Texto em que o autor apresenta e defende suas ideias e opiniões, a partir da interpretação de fatos e dados.

Super meninas contra o baixo astral

26.07.2021 - Jogos Olímpicos Tóquio 2020 - Skate - Categoria Street -  Na foto a atleta Rayssa Leal, medalhista de prata durante cerimônia de premiação. Foto: Wander Roberto/COB - Wander Roberto/COB/Wander Roberto/COB
26.07.2021 - Jogos Olímpicos Tóquio 2020 - Skate - Categoria Street - Na foto a atleta Rayssa Leal, medalhista de prata durante cerimônia de premiação. Foto: Wander Roberto/COB Imagem: Wander Roberto/COB/Wander Roberto/COB

Colunista do UOL

26/07/2021 09h53

Meu coração estava disparado e eu não conseguia desgrudar os olhos da tela. O ano era 1996, Sandra e Jaqueline disputavam o ouro no vôlei de praia com outra dupla brasileira: Adriana Samuel e Monica Rodrigues. Era a verdadeira definição de tanto faz: ganhasse quem ganhasse, seria a primeira medalha de ouro feminina para o Brasil em cem anos, um feito que iria ficar para a história. Sandra e Jaqueline ganharam a partida e eu comecei a chorar de emoção, de alegria, de orgulho. Parecia que eu mesma estava na areia.
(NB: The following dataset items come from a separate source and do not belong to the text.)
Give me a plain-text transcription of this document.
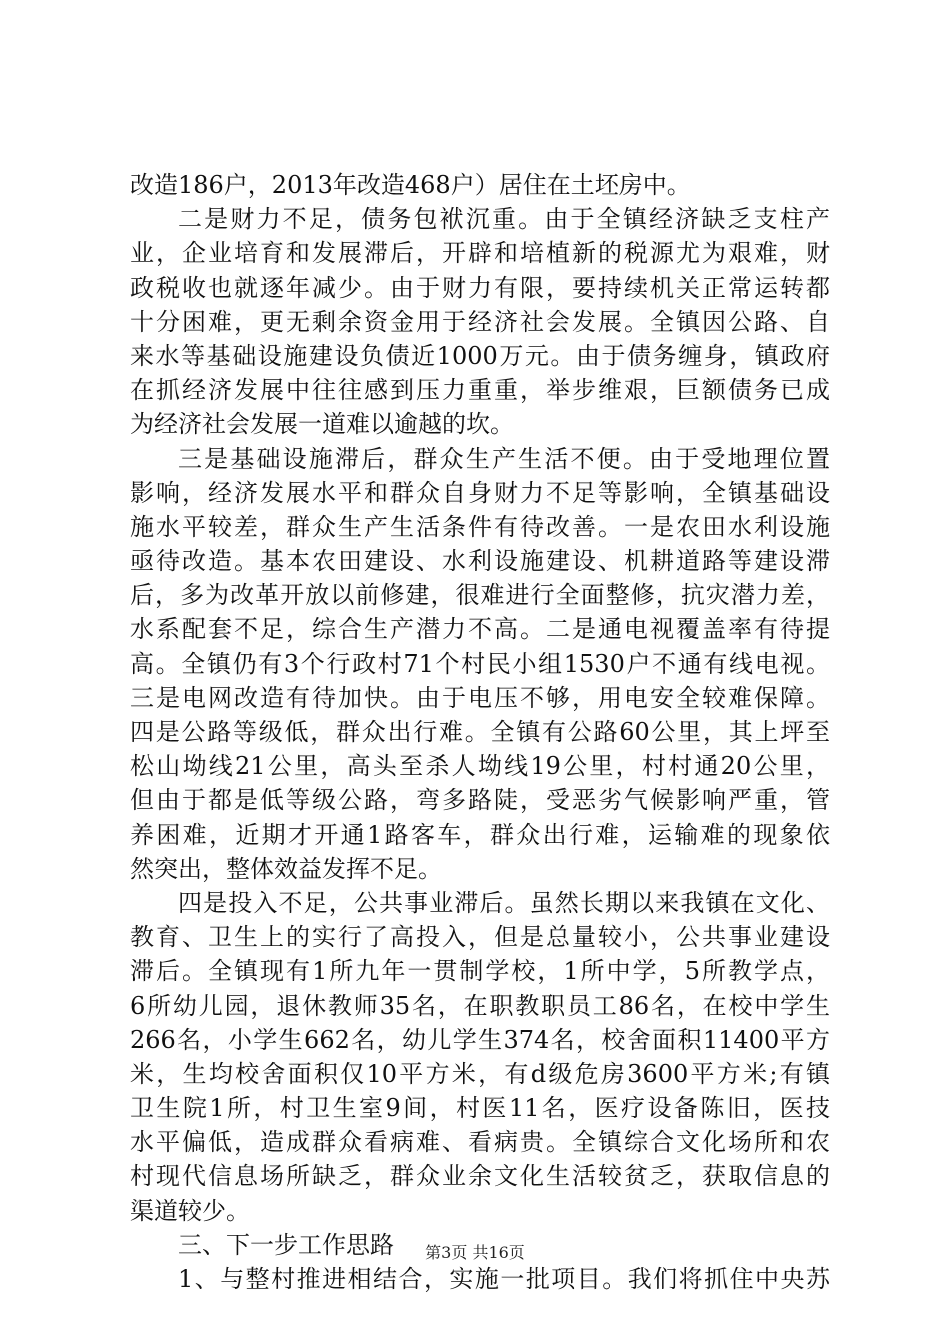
改造186户，2013年改造468户）居住在土坯房中。
二是财力不足，债务包袱沉重。由于全镇经济缺乏支柱产
业，企业培育和发展滞后，开辟和培植新的税源尤为艰难，财
政税收也就逐年减少。由于财力有限，要持续机关正常运转都
十分困难，更无剩余资金用于经济社会发展。全镇因公路、自
来水等基础设施建设负债近1000万元。由于债务缠身，镇政府
在抓经济发展中往往感到压力重重，举步维艰，巨额债务已成
为经济社会发展一道难以逾越的坎。
三是基础设施滞后，群众生产生活不便。由于受地理位置
影响，经济发展水平和群众自身财力不足等影响，全镇基础设
施水平较差，群众生产生活条件有待改善。一是农田水利设施
亟待改造。基本农田建设、水利设施建设、机耕道路等建设滞
后，多为改革开放以前修建，很难进行全面整修，抗灾潜力差，
水系配套不足，综合生产潜力不高。二是通电视覆盖率有待提
高。全镇仍有3个行政村71个村民小组1530户不通有线电视。
三是电网改造有待加快。由于电压不够，用电安全较难保障。
四是公路等级低，群众出行难。全镇有公路60公里，其上坪至
松山坳线21公里，高头至杀人坳线19公里，村村通20公里，
但由于都是低等级公路，弯多路陡，受恶劣气候影响严重，管
养困难，近期才开通1路客车，群众出行难，运输难的现象依
然突出，整体效益发挥不足。
四是投入不足，公共事业滞后。虽然长期以来我镇在文化、
教育、卫生上的实行了高投入，但是总量较小，公共事业建设
滞后。全镇现有1所九年一贯制学校，1所中学，5所教学点，
6所幼儿园，退休教师35名，在职教职员工86名，在校中学生
266名，小学生662名，幼儿学生374名，校舍面积11400平方
米，生均校舍面积仅10平方米，有d级危房3600平方米;有镇
卫生院1所，村卫生室9间，村医11名，医疗设备陈旧，医技
水平偏低，造成群众看病难、看病贵。全镇综合文化场所和农
村现代信息场所缺乏，群众业余文化生活较贫乏，获取信息的
渠道较少。
三、下一步工作思路
1、与整村推进相结合，实施一批项目。我们将抓住中央苏
第3页 共16页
Não foi o começo da minha paixão pelos jogos Olímpicos. Nos jogos de Barcelona eu e meus primos estávamos obcecados com a geração de vôlei de quadra masculino, e víamos as partidas gritando "ai ai ai ai em cima embaixo puxa e vai" enlouquecendo os adultos da casa, e ficamos apaixonados por Rogério Sampaio do judô e Gustavo Borges na natação. Para uma criança um atleta olímpico é um herói que fez uma brincadeira dar muito certo. A gente fingia que era X Men, tubarão e Giovani.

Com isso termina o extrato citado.